What is the base rate fallacy?
In general meaning, we can say that fallacy can be defined as the use of faulty reasoning, wrong moves, or invalid moves while building an argument. We can say that it will seem stronger than its actual strength.
The base rate fallacy is also a kind of fallacy that is also known as base rate bias and base rate neglect. This kind of fallacy has information about the base rate and specific information. There can be ignorance of base rate data in favor of individuating data. We can also consider the fallacy as a part of extension neglect.
Base rate fallacy in machine learning
In the above, we have discussed that this fallacy is something related to ignoring the information and we know about machine learning that the models under it work based on the information(we can also say the information is data). Let’s take an example of classification models where we use the confusion matrix to describe the performance of classification models.
The process of making a confusion matrix is followed by testing the model on the test data and the confusion matrix tells us about the number of right predictions and wrong predictions from the model. In the confusion matrix, the false-negative paradox and the false-positive paradox are examples of base rate fallacy.
Let’s say that there is a machine learning model for facial recognition of happy people resulting in more false-positive test results than true positives. We want the model to predict 99% accurately and analyze 1000 people every day, judging it by the number of tests then higher accuracy can be outweighed and the final result will determine far more false positives than true.
We can measure the probability of positive results by the accuracy of the test and the quality of the sampled population. We can say in summary that if the portion that is given with some condition is lower the false positive rate will give more false than positive if base rate fallacy is there.
Let’s understand it by an example in which a model is applied to classify a population of 1000 samples, the model is telling that 40% are of class A and provides a false positive rate of 5% and zero false-negative rates.
From class A and positive samples
1000 X (40/100) = 400, these samples are receiving true positive
Class B and negative samples
1000 X [(100 – 40)/100] X 0.05 = 30, These samples will receive a false positive
So 1000 – (400 + 30) = 570 samples are negative
The final accuracy measure will be
400/(30+400) = 93%
The confusion matrix will look as follows:
|Class A||400(true positive)||30(false positive)||430|
|Class B||0(false negative)||570(true negative)||570|
Let’s say it is applied on different 1000 samples where only 2% is a sample from class A then the confusion matrix will look like as follows
|Class A||20(true positive)||49(false positive)||69|
|Class B||0(false negative)||931(true negative)||931|
In this case, we can say that 20 of 69 samples are predicted right. So the probability of the model predicting right will be 29% for a similar test that results as 93% accurate.
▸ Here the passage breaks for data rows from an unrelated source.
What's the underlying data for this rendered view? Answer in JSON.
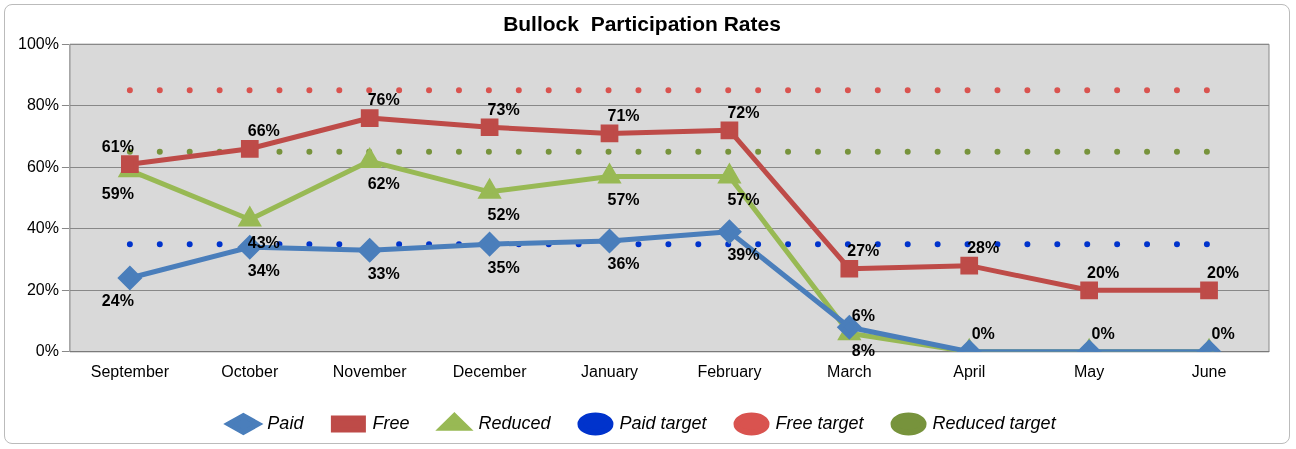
{
  "chart_data": {
    "type": "line",
    "title": "Bullock  Participation Rates",
    "categories": [
      "September",
      "October",
      "November",
      "December",
      "January",
      "February",
      "March",
      "April",
      "May",
      "June"
    ],
    "series": [
      {
        "name": "Paid",
        "color": "#4a7ebb",
        "marker": "diamond",
        "values": [
          24,
          34,
          33,
          35,
          36,
          39,
          8,
          0,
          0,
          0
        ],
        "value_labels": [
          "24%",
          "34%",
          "33%",
          "35%",
          "36%",
          "39%",
          "8%",
          "0%",
          "0%",
          "0%"
        ]
      },
      {
        "name": "Free",
        "color": "#be4b48",
        "marker": "square",
        "values": [
          61,
          66,
          76,
          73,
          71,
          72,
          27,
          28,
          20,
          20
        ],
        "value_labels": [
          "61%",
          "66%",
          "76%",
          "73%",
          "71%",
          "72%",
          "27%",
          "28%",
          "20%",
          "20%"
        ]
      },
      {
        "name": "Reduced",
        "color": "#98b954",
        "marker": "triangle",
        "values": [
          59,
          43,
          62,
          52,
          57,
          57,
          6,
          0,
          0,
          0
        ],
        "value_labels": [
          "59%",
          "43%",
          "62%",
          "52%",
          "57%",
          "57%",
          "6%",
          null,
          null,
          null
        ]
      },
      {
        "name": "Paid target",
        "color": "#0033cc",
        "marker": "none",
        "line_style": "dotted",
        "values": [
          35,
          35,
          35,
          35,
          35,
          35,
          35,
          35,
          35,
          35
        ]
      },
      {
        "name": "Free target",
        "color": "#d9534f",
        "marker": "none",
        "line_style": "dotted",
        "values": [
          85,
          85,
          85,
          85,
          85,
          85,
          85,
          85,
          85,
          85
        ]
      },
      {
        "name": "Reduced target",
        "color": "#77933c",
        "marker": "none",
        "line_style": "dotted",
        "values": [
          65,
          65,
          65,
          65,
          65,
          65,
          65,
          65,
          65,
          65
        ]
      }
    ],
    "ylim": [
      0,
      100
    ],
    "yticks": [
      {
        "value": 0,
        "label": "0%"
      },
      {
        "value": 20,
        "label": "20%"
      },
      {
        "value": 40,
        "label": "40%"
      },
      {
        "value": 60,
        "label": "60%"
      },
      {
        "value": 80,
        "label": "80%"
      },
      {
        "value": 100,
        "label": "100%"
      }
    ],
    "grid": "y",
    "legend": "bottom"
  }
}
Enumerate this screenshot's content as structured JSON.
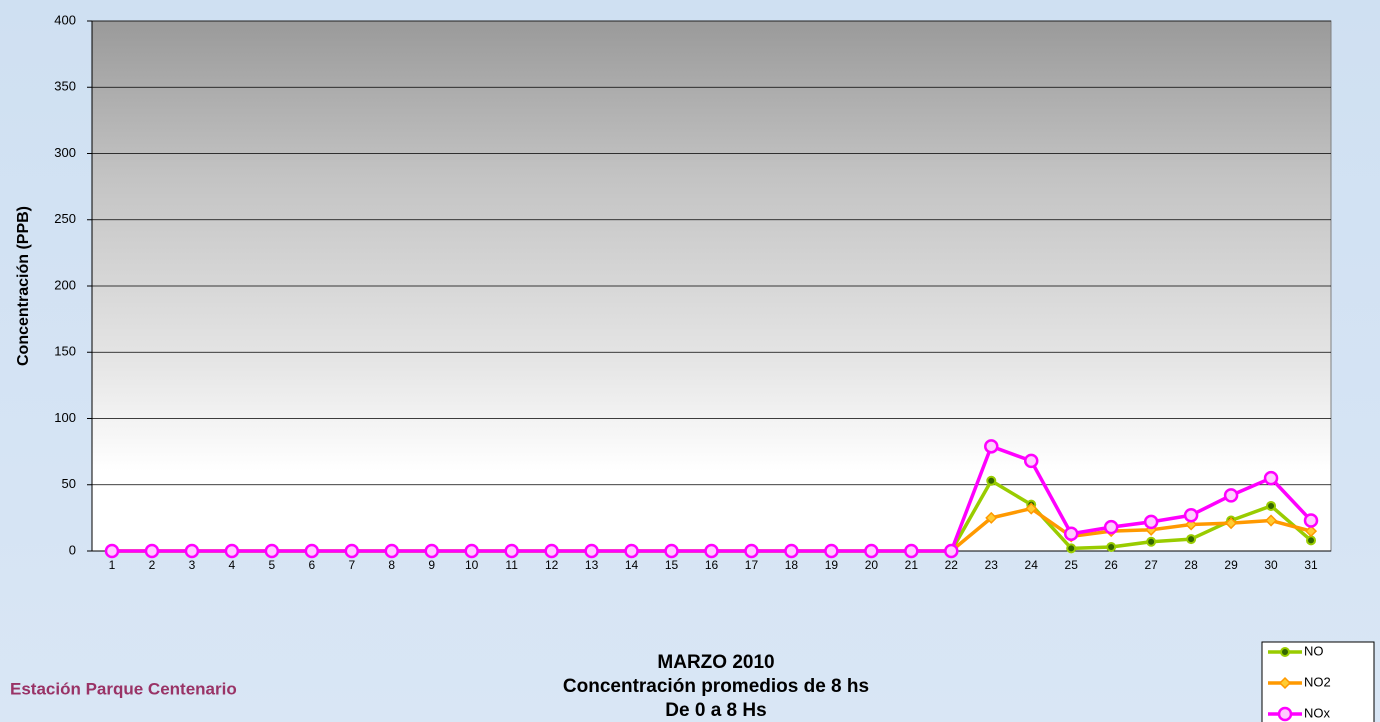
{
  "chart_data": {
    "type": "line",
    "title": "MARZO 2010",
    "subtitle": "Concentración promedios de 8 hs",
    "subtitle2": "De 0 a 8 Hs",
    "annotation": "Estación Parque Centenario",
    "ylabel": "Concentración  (PPB)",
    "categories": [
      "1",
      "2",
      "3",
      "4",
      "5",
      "6",
      "7",
      "8",
      "9",
      "10",
      "11",
      "12",
      "13",
      "14",
      "15",
      "16",
      "17",
      "18",
      "19",
      "20",
      "21",
      "22",
      "23",
      "24",
      "25",
      "26",
      "27",
      "28",
      "29",
      "30",
      "31"
    ],
    "series": [
      {
        "name": "NO",
        "color": "#99cc00",
        "marker": "circle",
        "values": [
          0,
          0,
          0,
          0,
          0,
          0,
          0,
          0,
          0,
          0,
          0,
          0,
          0,
          0,
          0,
          0,
          0,
          0,
          0,
          0,
          0,
          0,
          53,
          35,
          2,
          3,
          7,
          9,
          23,
          34,
          8
        ]
      },
      {
        "name": "NO2",
        "color": "#ff9900",
        "marker": "diamond",
        "values": [
          0,
          0,
          0,
          0,
          0,
          0,
          0,
          0,
          0,
          0,
          0,
          0,
          0,
          0,
          0,
          0,
          0,
          0,
          0,
          0,
          0,
          0,
          25,
          32,
          11,
          15,
          16,
          20,
          21,
          23,
          15
        ]
      },
      {
        "name": "NOx",
        "color": "#ff00ff",
        "marker": "ring",
        "values": [
          0,
          0,
          0,
          0,
          0,
          0,
          0,
          0,
          0,
          0,
          0,
          0,
          0,
          0,
          0,
          0,
          0,
          0,
          0,
          0,
          0,
          0,
          79,
          68,
          13,
          18,
          22,
          27,
          42,
          55,
          23
        ]
      }
    ],
    "ylim": [
      0,
      400
    ],
    "yticks": [
      0,
      50,
      100,
      150,
      200,
      250,
      300,
      350,
      400
    ],
    "grid": true,
    "legend": "bottom-right"
  }
}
Why does the base rate fallacy happen?
In studies, we can find out a number of reasons behind the presence of fallacy, and they all are related to a matter of relevance, that says we ignore the base rate information. Most of the time base rate information is classified as irrelevant and ignores its preprocessing. Sometimes we also find that the representative heuristic becomes the reason for the base rate fallacy.
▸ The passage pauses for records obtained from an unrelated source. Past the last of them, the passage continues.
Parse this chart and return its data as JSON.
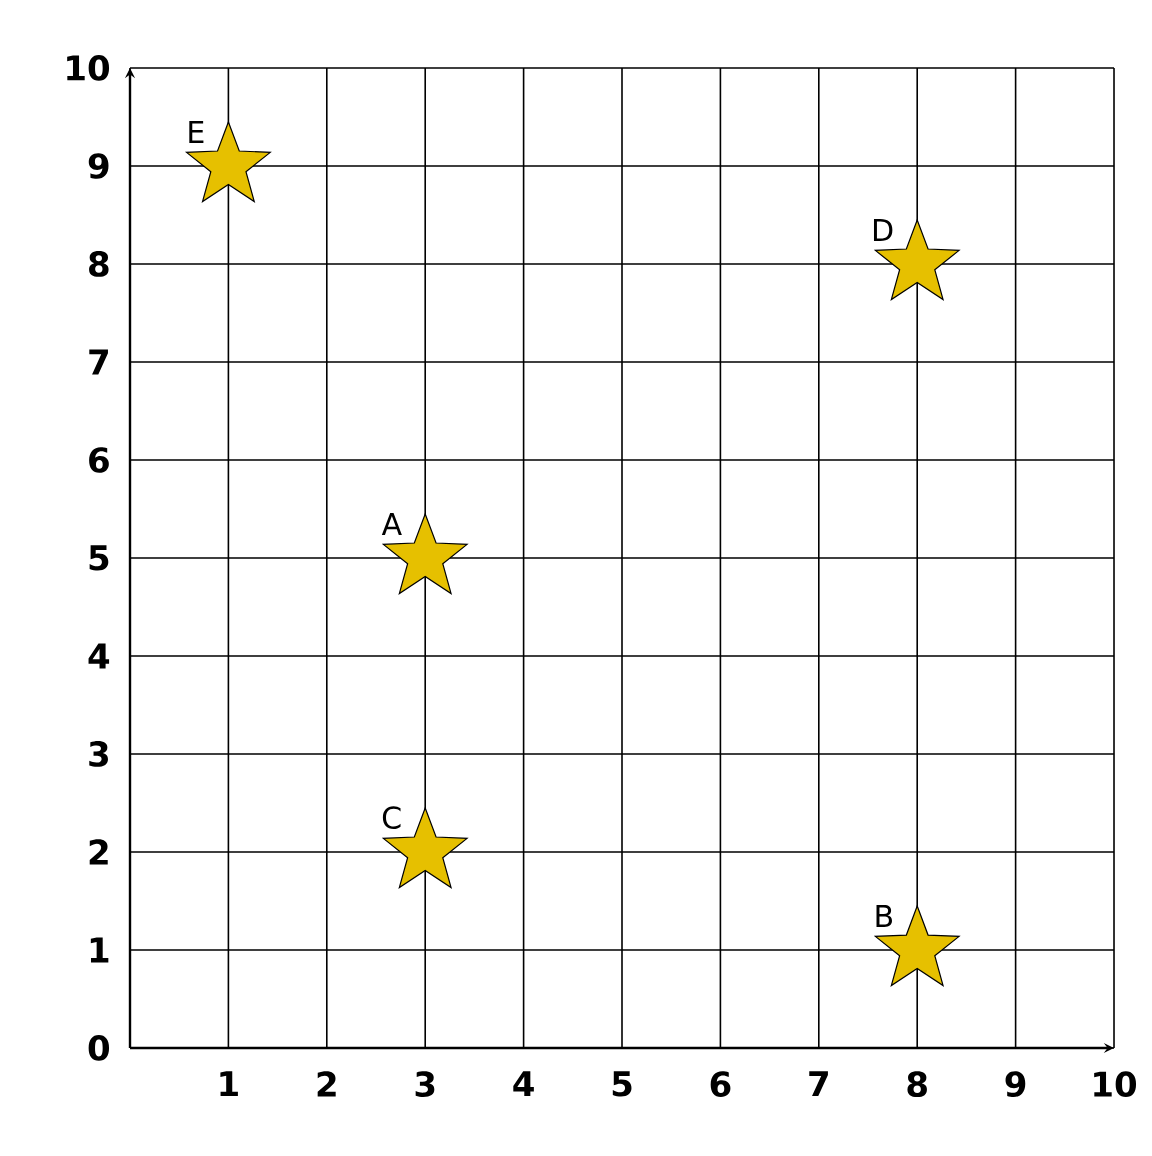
{
  "chart_data": {
    "type": "scatter",
    "marker": "star",
    "grid": true,
    "series": [
      {
        "color": "#e6c000",
        "x": [
          3,
          8,
          3,
          8,
          1
        ],
        "values": [
          5,
          1,
          2,
          8,
          9
        ]
      }
    ],
    "annotations": [
      {
        "text": "A",
        "x": 3,
        "y": 5
      },
      {
        "text": "B",
        "x": 8,
        "y": 1
      },
      {
        "text": "C",
        "x": 3,
        "y": 2
      },
      {
        "text": "D",
        "x": 8,
        "y": 8
      },
      {
        "text": "E",
        "x": 1,
        "y": 9
      }
    ],
    "xlim": [
      0,
      10
    ],
    "ylim": [
      0,
      10
    ],
    "xticks": [
      {
        "value": 0,
        "label": null
      },
      1,
      2,
      3,
      4,
      5,
      6,
      7,
      8,
      9,
      10
    ],
    "yticks": [
      0,
      1,
      2,
      3,
      4,
      5,
      6,
      7,
      8,
      9,
      10
    ]
  }
}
How to avoid the base rate fallacy?
As discussed above, ignoring base rate information causes the base rate fallacy and we can also avoid base rate fallacy by paying attention to the base rate information. We may also need to understand what samples are there that are not as reliable predictors as we are thinking about them.
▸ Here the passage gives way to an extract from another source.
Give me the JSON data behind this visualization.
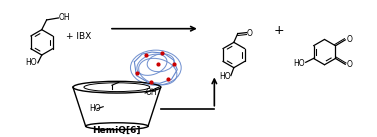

We are required to put more effort when we are measuring the probability of an event occurring. Bayesian methods help us in measuring the probability distribution of uplift and become a way to reduce the base rate fallacy.
In this article, we have discussed the base rate fallacy that can be found in the results of the models while they are used for making predictions and occurs because of ignoring base rate information. Along with this, we have discussed how this fallacy occurs and how we can avoid it.